Se sentiría peor sentir, desde luego, pero sólo en ese momento. El procedimiento se lleva a cabo cuando apenas se empieza dormir la boca, pero los efectos más fuertes siempre se manifiestan cuando lo que quieres es comer algo diferente a tu propio cuerpo (empezando por el cachete).
Así llegué a la conclusión de que, por extraño que suene, se siente feo no sentir nada.

8 de diciembre de 2009

Ladran

Me dijeron más de una vez ya que me odia. Busqué en internet una frase que, supuestamente, aparece en el Quijote (que no he leído), pero resulta que no. El punto es que me gusta mucho divertirme y, para algunos, la diversión está peleada con la seriedad y con el trabajo.
Ella me odia, me dijeron más de una vez ya. Trabajo en un lugar donde el gobierno invierte en personas para que salten y giren en el aire, entre otras cosas.
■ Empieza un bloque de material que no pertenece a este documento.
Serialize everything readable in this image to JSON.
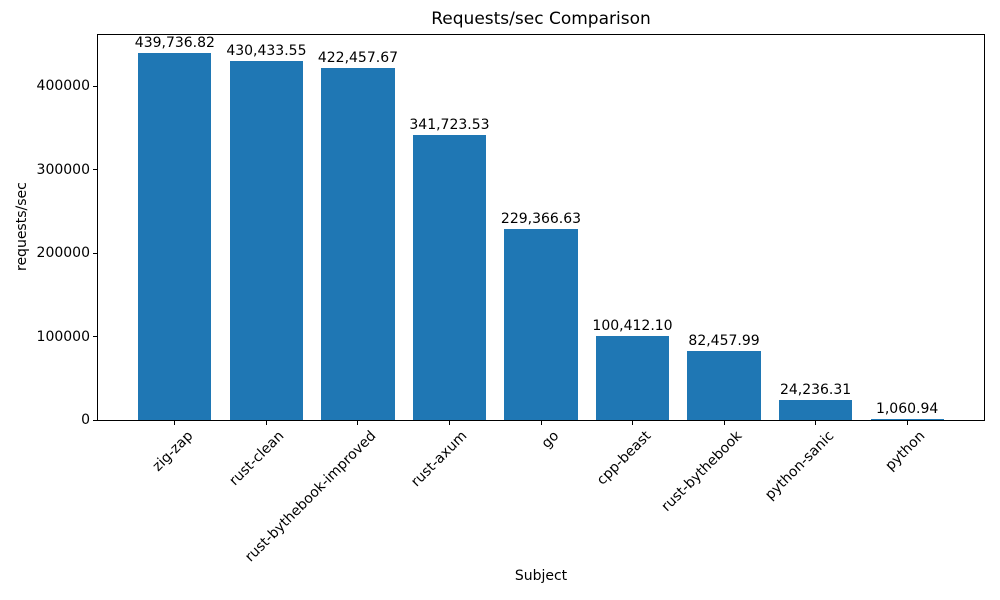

Yo, como servidor social, sin recibir ni un peso del gobierno, no puedo girar en el aire (de poder, puedo, pero mi trabajo —gratuito— no es divertirme).
Que sea ésta la última vez que hablo de ella; que ella, que —dicen— me odia, hable de mí todo lo que quiera, de cómo juego, de lo mucho que me divierto. El dinero que no me paga el gobierno me motiva para que ellos, los que giran en el aire, lo hagan con una sonrisa.
"Ladran, Sancho, señal que cabalgamos".

6 de diciembre de 2009

Sonrió después

Con la mirada hacia otro lado, con la mirada lejos de mí, me dijo todo lo que sintió (y lo que sentía también). ¿Qué le decía? Pensaba sin decir nada, contrario a mi vieja costumbre de decir sin pensar nada. ¿Qué le decía?
Ahí estaban, simples, los tres mundos en los que —a veces— creo. Ni pensé ni dije: hice.
Dice Juan Villoro que para un mexicano aceptar un error es peor que cometerlo. Dijo ella que intentar reparar un error sólo lo agrava. Fue tan grande el error que qué más daba reconocerlo y hacerlo peor, que qué más daba intentar repararlo y descomponerlo más.
"Me sentí como un perro", me dijo; así empezó todo. Con la mirada hacia otro lado.
Reconocí el error (habría sido un error que jamás habría querido reconocer no hacerlo), pensé en una solución (el perro sería yo) y regresamos (no estábamos tan lejos).
Sí, me equivoqué; sí, lloró; pero, al final, no salió tan mal. Sonrió después.